How to Scrape Amazon Real-Time Prices and BSR Rankings with AntsData API
Daniel Mitchell· Senior Data Strategy AnalystJul 13, 2026AntsData provides a managed Amazon Product Detail API that returns structured product data -- including real-time price, Best Sellers Rank (BSR), seller information, review metrics, and availability -- without requiring you to maintain proxy infrastructure or handle CAPTCHAs. The `amazon-product` endpoint accepts a standard Amazon product URL and returns a JSON payload with 20+ fields at a cost of 2 CNY per 1,000 records. This guide covers the full integration workflow: API key setup, synchronous and asynchronous calls, response parsing, and batch processing across multiple ASINs.
Why Scrape Amazon Prices and BSR Data?
Amazon is the single largest product data surface in e-commerce.
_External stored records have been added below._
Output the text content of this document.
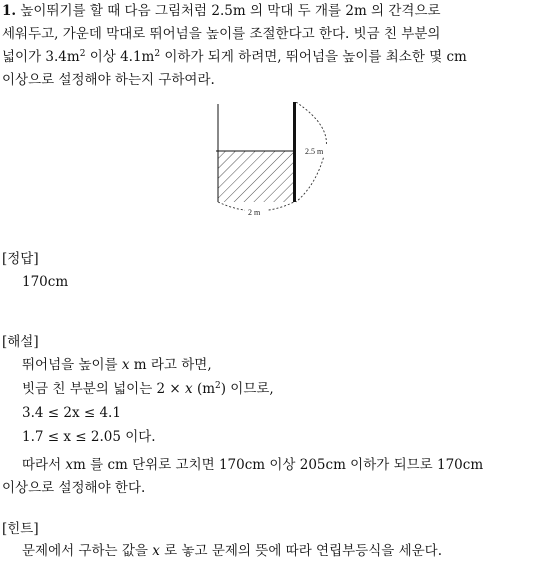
1. 높이뛰기를 할 때 다음 그림처럼 2.5m 의 막대 두 개를 2m 의 간격으로
세워두고, 가운데 막대로 뛰어넘을 높이를 조절한다고 한다. 빗금 친 부분의
넓이가 $3.4m^2$ 이상 $4.1m^2$ 이하가 되게 하려면, 뛰어넘을 높이를 최소한 몇 cm
이상으로 설정해야 하는지 구하여라.
2.5 m
2 m
[정답]
170cm
[해설]
뛰어넘을 높이를 x m 라고 하면,
빗금 친 부분의 넓이는 2 × x $(m^2)$ 이므로,
3.4 ≤ 2x ≤ 4.1
1.7 ≤ x ≤ 2.05 이다.
따라서 xm 를 cm 단위로 고치면 170cm 이상 205cm 이하가 되므로 170cm
이상으로 설정해야 한다.
[힌트]
문제에서 구하는 값을 x 로 놓고 문제의 뜻에 따라 연립부등식을 세운다.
For pricing teams, competitive intelligence analysts, and marketplace sellers, the platform's public data -- current price, list price, discount percentage, Best Sellers Rank, seller identity, and review volume -- forms the backbone of day-to-day decision-making.
The commercial use cases are concrete. Pricing teams monitor competitor price changes on an hourly or daily cadence to inform dynamic repricing strategies. Brand owners track BSR movements within their categories to measure the impact of advertising spend and promotional campaigns. Procurement teams use seller-level data to identify authorized resellers and detect unauthorized channel diversion. Market researchers aggregate review counts and ratings across product sets to estimate demand velocity.
The challenge is access at scale. Amazon serves over 200 million monthly unique visitors globally, and its anti-bot infrastructure is among the most sophisticated in the industry. Direct HTTP requests from a single IP range are rate-limited within minutes. CAPTCHA challenges appear after a handful of requests. Product pages are heavily JavaScript-dependent, with key data elements like BSR rendered dynamically. These defenses make manual scraping or basic tooling impractical beyond a few hundred requests per day.
This is the specific problem that AntsData's Amazon scraper API is designed to solve. It abstracts away the infrastructure complexity -- proxy rotation, CAPTCHA solving, headless browser rendering -- and delivers structured JSON output from a single API call.
What Data Can You Extract from Amazon Products?
The amazon-product endpoint returns a comprehensive set of product attributes. The table below lists every field available in the standard response, along with its data type and a brief description.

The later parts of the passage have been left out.